Malheureusement, les instruments
d'urbanisme successifs, en dépit de leurs insuffisances, n'ont connu ni le
respect ni l'exécution souhaités, les préoccupations
des uns et des autres se trouvant souvent ailleurs. Pour preuve, les abords des
rues étroites du centre-ville ont accueilli des constructions en hauteur, froides,
inaccueillantes, sans esthétique notable et qui
l'étouffent complètement. Le plan de circulation, plusieurs fois revu depuis la
fameuse étude du belge Chevillot, objet de nombreuses
critiques au début des années 80, n'est pas fait pour servir ni l'environnement,
ni les nerfs des conducteurs et des piétons, et encore moins l'air qui y
devient de plus en plus malsain. Les quartiers créés depuis quatre décennies
sont loin de répondre à ce souci de garantir un cadre de vie agréable aux
citoyens dont se sont targuées et se targuent sans fin nos autorités.
Béchar fut durant cette période un vaste champ
d'expérimentation de tous types d'architecture; nous y avons même eu droit à
notre part du type H.L.M. ouvrier tchèque et yougoslave conçus pour des régions
froides et ne répondant nullement aux besoins de la famille algérienne en
général de taille souvent importante, et encore moins à ses traditions
ancestrales et surtout aux conditions climatiques du Sud.
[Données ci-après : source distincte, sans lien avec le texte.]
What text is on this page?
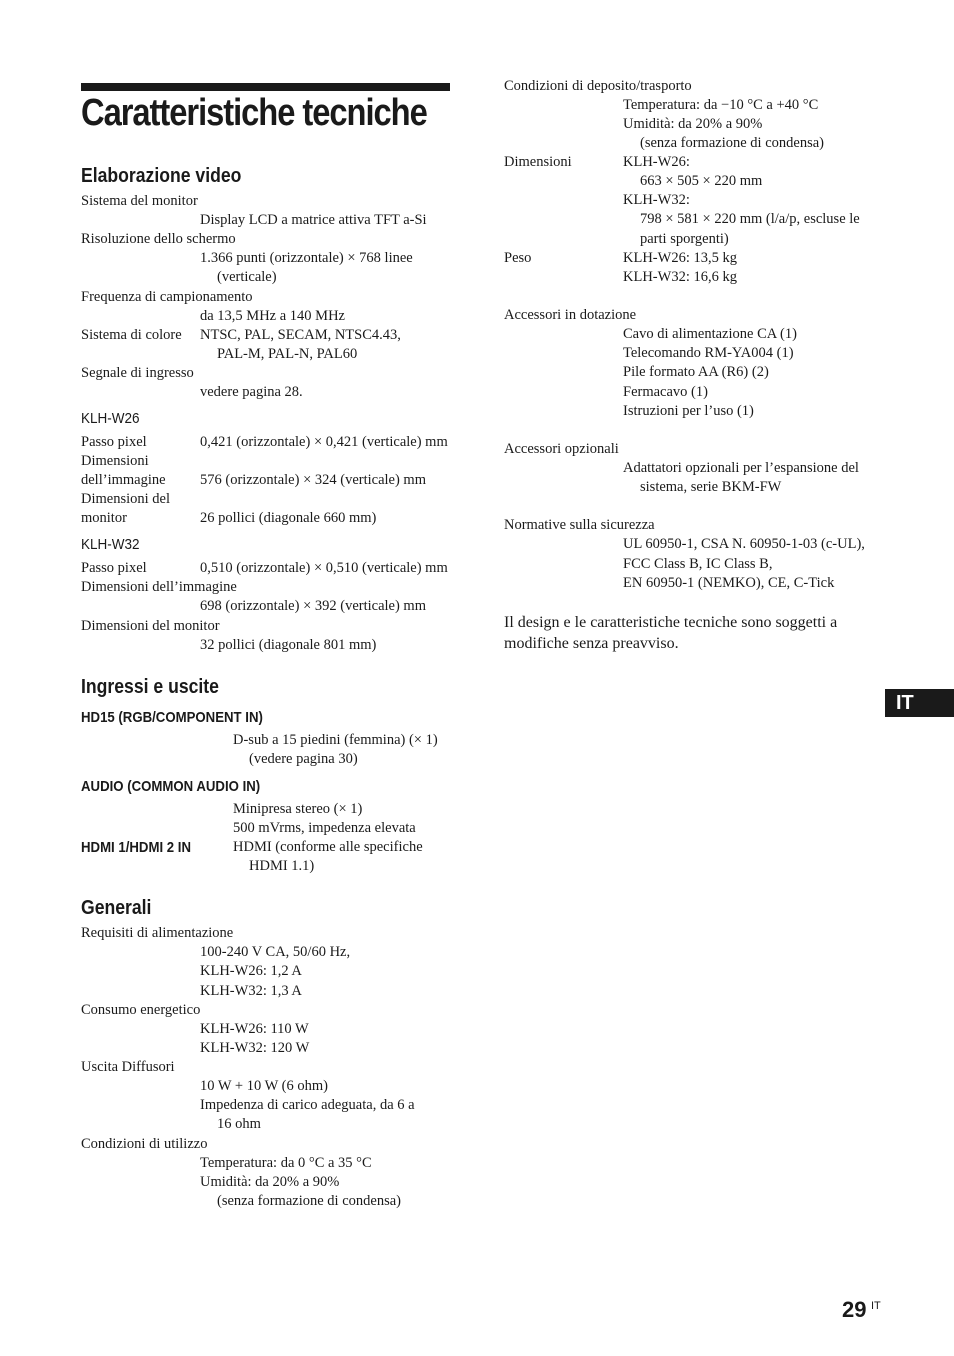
Caratteristiche tecniche
Elaborazione video
Sistema del monitor
Display LCD a matrice attiva TFT a-Si
Risoluzione dello schermo
1.366 punti (orizzontale) × 768 linee
(verticale)
Frequenza di campionamento
da 13,5 MHz a 140 MHz
Sistema di colore NTSC, PAL, SECAM, NTSC4.43,
PAL-M, PAL-N, PAL60
Segnale di ingresso
vedere pagina 28.
KLH-W26
Passo pixel	0,421 (orizzontale) × 0,421 (verticale) mm
Dimensioni
dell’immagine 576 (orizzontale) × 324 (verticale) mm
Dimensioni del
monitor	26 pollici (diagonale 660 mm)
KLH-W32
Passo pixel	0,510 (orizzontale) × 0,510 (verticale) mm
Dimensioni dell’immagine
698 (orizzontale) × 392 (verticale) mm
Dimensioni del monitor
32 pollici (diagonale 801 mm)
Ingressi e uscite
HD15 (RGB/COMPONENT IN)
D-sub a 15 piedini (femmina) (× 1)
(vedere pagina 30)
AUDIO (COMMON AUDIO IN)
Minipresa stereo (× 1)
500 mVrms, impedenza elevata
HDMI 1/HDMI 2 IN	HDMI (conforme alle specifiche
HDMI 1.1)
Generali
Requisiti di alimentazione
100-240 V CA, 50/60 Hz,
KLH-W26: 1,2 A
KLH-W32: 1,3 A
Consumo energetico
KLH-W26: 110 W
KLH-W32: 120 W
Uscita Diffusori
10 W + 10 W (6 ohm)
Impedenza di carico adeguata, da 6 a
16 ohm
Condizioni di utilizzo
Temperatura: da 0 °C a 35 °C
Umidità: da 20% a 90%
(senza formazione di condensa)
Condizioni di deposito/trasporto
Temperatura: da −10 °C a +40 °C
Umidità: da 20% a 90%
(senza formazione di condensa)
Dimensioni	KLH-W26:
663 × 505 × 220 mm
KLH-W32:
798 × 581 × 220 mm (l/a/p, escluse le
parti sporgenti)
Peso	KLH-W26: 13,5 kg
KLH-W32: 16,6 kg
Accessori in dotazione
Cavo di alimentazione CA (1)
Telecomando RM-YA004 (1)
Pile formato AA (R6) (2)
Fermacavo (1)
Istruzioni per l’uso (1)
Accessori opzionali
Adattatori opzionali per l’espansione del
sistema, serie BKM-FW
Normative sulla sicurezza
UL 60950-1, CSA N. 60950-1-03 (c-UL),
FCC Class B, IC Class B,
EN 60950-1 (NEMKO), CE, C-Tick
Il design e le caratteristiche tecniche sono soggetti a modifiche senza preavviso.
IT
29 IT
Pis encore, à un
moment donné, le bureau d'études étranger SODETEG a fait admettre le type de
construction d'aspect chinois pour le défunt projet de cité administrative, si
cher à nos autorités au cours de la décennie 70 du siècle passé. Il paraît
aussi que certains architectes étrangers ayant opéré dans le domaine de la
construction durant cette période, ont laissé des traces peu morales sur les
ouvrages réalisés soit sous forme d'initiales ou parfois de croix à la
chrétienne. Enfin, la mentalité du F1 et du F2 tient d'ailleurs bon en dépit
des directives fermes de l'actuel président de la République vieilles d'au
moins dix ans.
Par ailleurs, les malfaçons (ah! les
malfaçons!) sont si coutumières et souvent masquées, que le contraire
étonnerait les têtes bien faites dans cette malheureuse contrée. Le phénomène
est si significatif et étendu pour que ces pages puissent le détailler. Qui en
est responsable alors ? Tous les intervenants sans doute allant de la
commission d'octroi des certificats d'aptitude qui agit bureaucratiquement et, çà
et là par connivence, aux agents chargés des suivis en passant par les
commissions des marchés publics.
Sur un plan purement réglementaire, certains
instruments d'urbanisme limités dans le temps comme le PDAU sont souvent
dépassés dans certains de leurs volets avant même leur mise en application. L'exemple
réside dans l'élaboration tardive et conjoncturelle, en plein tissu urbain, de
certains plans d'occupation des sols (POS). Parfois, quand ce POS est établi, son
exécution se trouve envoyée aux calendes grecques comme c'est le cas pour le
désenclavement du Vieux Ksar côté « Jnanat » où deux
rues déjà prévues en 1968, tardent à voir le jour, bien que toutes les
formalités soient finalisées par la précédente APC au point qu'il ne reste que
l'exécution des travaux d'ouverture. L'importance de ces deux rues est de
taille ; elles permettraient une fluidité des circulations automobile et
piétonne et désengorgeraient la rue de La Mosquée en ouvrant d'autres accès vers d'autres
destinations. La situation serait encore plus bénéfique si le projet de percée
de la place Nouader vers le souk « Brarique » est réalisé. Cette percée ferait de Nouader une place marchande et permettrait son aménagement
tout en conservant la vocation qu'on lui connaît depuis toujours. Je souligne
que le principe de ce projet décidé en commun entre l'ex-APC
et le comité de quartier en 2003, semble ne plus être d'actualité. Il n'est
peut-être pas étonnant que les actuels élus communaux ignorent son existence.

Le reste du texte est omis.